In-place upgrade from any 2.5.x — no schema or data migration, no config changes required. Supports Jellyfin 10.11.x (10.11.9+). Sigstore-signed + SLSA build-provenance attested.

Fixed

  • Recovery codes are now offered on the "verify your identity" 2FA screen. When an already–signed-in session is asked to confirm 2FA, the challenge page now shows a Recovery tab (alongside Authenticator / Email) whenever the account has unused recovery codes — so a user who's lost their authenticator can fall back to a recovery code mid-session. Previously that tab only appeared during an emergency-lockout, even though the full login portal always offered "Use a recovery code instead"; the two are now consistent.
  • Security-posture score no longer counts deleted users. The "2FA coverage" factor divided by every stored 2FA record, including leftovers from deleted accounts — so the score was capped (e.g. "10 / 30 — enroll 8 users" when every current user was already enrolled).
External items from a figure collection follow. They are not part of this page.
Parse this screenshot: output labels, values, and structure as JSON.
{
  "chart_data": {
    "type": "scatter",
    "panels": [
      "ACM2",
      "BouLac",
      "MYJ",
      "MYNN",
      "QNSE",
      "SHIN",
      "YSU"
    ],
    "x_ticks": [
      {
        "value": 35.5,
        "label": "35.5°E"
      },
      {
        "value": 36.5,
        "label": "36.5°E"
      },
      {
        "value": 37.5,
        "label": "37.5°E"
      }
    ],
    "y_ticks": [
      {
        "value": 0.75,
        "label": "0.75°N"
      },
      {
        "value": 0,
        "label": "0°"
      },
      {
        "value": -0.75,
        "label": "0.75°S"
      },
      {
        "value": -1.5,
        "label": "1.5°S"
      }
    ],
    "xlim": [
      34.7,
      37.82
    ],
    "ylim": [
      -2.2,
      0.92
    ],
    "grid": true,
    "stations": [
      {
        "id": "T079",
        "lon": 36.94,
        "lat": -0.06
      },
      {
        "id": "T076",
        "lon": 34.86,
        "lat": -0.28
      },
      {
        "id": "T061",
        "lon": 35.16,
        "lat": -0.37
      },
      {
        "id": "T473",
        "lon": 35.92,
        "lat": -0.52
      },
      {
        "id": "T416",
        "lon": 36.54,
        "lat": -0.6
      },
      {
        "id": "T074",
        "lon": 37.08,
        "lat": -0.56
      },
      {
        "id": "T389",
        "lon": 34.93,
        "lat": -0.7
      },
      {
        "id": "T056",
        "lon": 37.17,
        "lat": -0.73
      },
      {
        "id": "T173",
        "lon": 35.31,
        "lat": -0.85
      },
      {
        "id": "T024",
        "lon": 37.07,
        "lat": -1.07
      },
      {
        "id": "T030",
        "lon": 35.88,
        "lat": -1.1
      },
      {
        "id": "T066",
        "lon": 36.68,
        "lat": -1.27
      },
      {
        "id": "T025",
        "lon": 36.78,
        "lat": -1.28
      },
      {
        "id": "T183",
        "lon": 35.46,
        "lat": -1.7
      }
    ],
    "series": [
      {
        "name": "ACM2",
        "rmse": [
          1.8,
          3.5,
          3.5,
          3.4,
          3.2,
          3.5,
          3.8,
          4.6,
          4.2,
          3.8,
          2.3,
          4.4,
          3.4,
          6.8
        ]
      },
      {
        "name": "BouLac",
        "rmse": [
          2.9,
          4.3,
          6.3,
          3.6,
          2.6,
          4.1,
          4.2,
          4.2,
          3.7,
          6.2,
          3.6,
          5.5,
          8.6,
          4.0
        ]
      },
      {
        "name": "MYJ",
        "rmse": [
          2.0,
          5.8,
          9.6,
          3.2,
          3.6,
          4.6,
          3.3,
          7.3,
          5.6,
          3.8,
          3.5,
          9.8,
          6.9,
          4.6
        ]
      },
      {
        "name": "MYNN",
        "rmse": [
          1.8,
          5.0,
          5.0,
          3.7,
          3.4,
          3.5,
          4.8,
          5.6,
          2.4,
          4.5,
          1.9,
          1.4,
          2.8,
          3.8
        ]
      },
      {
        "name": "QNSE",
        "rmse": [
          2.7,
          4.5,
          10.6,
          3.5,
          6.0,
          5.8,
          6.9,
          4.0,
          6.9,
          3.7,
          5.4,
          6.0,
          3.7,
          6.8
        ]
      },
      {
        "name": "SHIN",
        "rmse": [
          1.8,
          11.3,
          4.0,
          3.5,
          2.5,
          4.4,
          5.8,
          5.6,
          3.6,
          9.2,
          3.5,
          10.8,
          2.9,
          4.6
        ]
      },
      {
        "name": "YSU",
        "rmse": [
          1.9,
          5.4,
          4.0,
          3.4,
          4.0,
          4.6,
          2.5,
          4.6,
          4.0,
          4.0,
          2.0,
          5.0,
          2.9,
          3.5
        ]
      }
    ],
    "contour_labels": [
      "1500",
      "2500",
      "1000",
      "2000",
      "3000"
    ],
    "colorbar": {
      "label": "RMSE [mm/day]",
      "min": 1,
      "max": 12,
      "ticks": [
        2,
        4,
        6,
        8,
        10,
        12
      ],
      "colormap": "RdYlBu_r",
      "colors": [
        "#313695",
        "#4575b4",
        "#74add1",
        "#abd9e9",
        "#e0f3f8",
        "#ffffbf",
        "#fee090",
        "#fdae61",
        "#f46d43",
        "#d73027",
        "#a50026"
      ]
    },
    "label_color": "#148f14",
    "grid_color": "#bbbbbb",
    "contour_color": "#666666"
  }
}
It now counts live Jellyfin users only, so coverage reflects reality. Anyone who's ever removed a user was seeing an artificially low score.
  • SSO redirect-URI hint renders correctly. On the Sign-in Methods tab, the OIDC callback-URL hint (/TwoFactorAuth/Oidc/Callback/<providerId>) showed its raw <code> markup as literal text instead of a formatted code snippet. It now renders properly in all eight languages (via an opt-in HTML-translation path in the i18n loader).

Notes

Screenshots of the admin dashboard, login, 2FA enrollment, and audit log are now in the README and on the wiki Screenshots page.